Despite the Justice Department backing off on a program to prosecute Chinese spies, FBI Director Christopher Wray is continuing the Trump administration’s hardline policy toward Chinese espionage.

In a television interview broadcast Sunday, Mr. Wray was asked what he considers the most significant counterespionage threat.

“The biggest threat we face as a country from a counter-intelligence perspective is from the People’s Republic of China, and especially the Chinese Communist Party,” Mr. Wray said on CBS’ “60 Minutes.” China’s spies are “targeting our innovation, our trade secrets, our intellectual property on a scale that’s unprecedented in history,” he added.

Chinese cyberattacks and hacking are a larger effort “than that of every other major nation combined,” the FBI chief noted.

“They have stolen more of Americans’ personal and corporate data than every nation combined,” he said. “It affects everything from agriculture to aviation to high tech to health care, pretty much every sector of our economy. Anything that makes an industry tick, they target.”

Mr. Wray said the FBI counterspies are so busy they are opening a new Chinese counterintelligence probe on average every 12 hours.

“There’s well north of 2,000 of these investigations,” he said. “All 56 of our field offices are engaged on it.

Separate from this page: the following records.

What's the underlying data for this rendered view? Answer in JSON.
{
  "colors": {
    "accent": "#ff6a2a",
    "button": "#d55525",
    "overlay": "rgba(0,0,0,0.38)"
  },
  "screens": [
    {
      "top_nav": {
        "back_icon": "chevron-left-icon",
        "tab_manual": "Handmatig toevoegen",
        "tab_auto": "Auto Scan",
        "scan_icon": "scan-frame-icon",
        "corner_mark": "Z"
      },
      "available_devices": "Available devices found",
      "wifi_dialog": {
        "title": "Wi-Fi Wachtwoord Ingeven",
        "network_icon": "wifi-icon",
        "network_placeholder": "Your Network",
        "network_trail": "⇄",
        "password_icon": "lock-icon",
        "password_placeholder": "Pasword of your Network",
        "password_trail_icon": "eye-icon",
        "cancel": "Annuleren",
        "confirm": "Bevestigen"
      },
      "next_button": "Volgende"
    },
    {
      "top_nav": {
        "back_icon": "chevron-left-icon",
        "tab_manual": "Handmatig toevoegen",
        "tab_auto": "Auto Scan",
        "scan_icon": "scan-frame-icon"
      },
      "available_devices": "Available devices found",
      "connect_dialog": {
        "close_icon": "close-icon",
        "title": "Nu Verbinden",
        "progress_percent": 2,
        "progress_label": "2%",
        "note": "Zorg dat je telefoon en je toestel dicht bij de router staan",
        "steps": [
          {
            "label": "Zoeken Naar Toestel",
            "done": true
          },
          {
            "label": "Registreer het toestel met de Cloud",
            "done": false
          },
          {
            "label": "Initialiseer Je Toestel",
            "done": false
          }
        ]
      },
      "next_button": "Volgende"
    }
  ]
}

And I can assure you that it’s not because our agents don’t have enough else to do. It’s a measure of how significant the threat is.”

Last month, Director of National Intelligence Avril Haines echoed Mr. Wray’s assessment of the cyber threat during a congressional hearing on world threats.

Chinese intelligence poses “the broadest, most active and persistent cyberespionage threat to U.S. government and private-sector networks,” she stated.

Those comments contrast with remarks in February from Assistant Attorney General Matthew Olsen, head of the Justice Department’s National Security Division, who announced the department was canceling the Trump administration’s China Initiative targeting Beijing’s efforts to recruit American-based researchers and scholars.

The program, which brought scores of prosecutions against Chinese spies and American academics that were secretly working for Beijing, was shuttered after pressure from activist groups that falsely accused the program of unfairly targeting Asian Americans.

“While I remain focused on the evolving, significant threat that the government of China poses, I have concluded that this initiative is not the right approach,” Mr. Olsen said.

Senior Biden administration officials also have dropped the Trump-era policy of using the term “Chinese Communist Party” in describing the China threat. That policy shift was launched by Secretary of State Mike Pompeo during the Trump administration in an effort to clearly delineate the differences between the CCP regime and the Chinese people.

Mr. Wray, however, continues to use the term, as indicated in his recent “60 Minutes” interview.

China deception on COVID deaths

China’s government is continuing to deceive the world regarding the numbers of deaths inside China due to the coronavirus pandemic.

Since the disease outbreak that began in Wuhan, China in December 2019, Beijing until very recently claimed a total of just 4,336 deaths from COVID. By contrast, the U.S. has suffered nearly 1 million COVID-related deaths, according to official estimates.

But other assessments, including from the World Health Organization, say the mortality rates in China are many times higher than the official tally.

Now after mass COVID outbreaks in Shanghai and other cities, possibly to include Beijing soon, the Chinese Communist Party Propaganda Department has begun to revise upward the death count beginning April 19.

As of this week, the Chinese government now says a total of 4,876 deaths occurred from the pandemic — still far short of the actual death toll.

Some analysts say the additional 250 deaths may have been the result of draconian health security measures that forced Shanghai residents to go without food and in some cases water for days on end during the recent lockdown.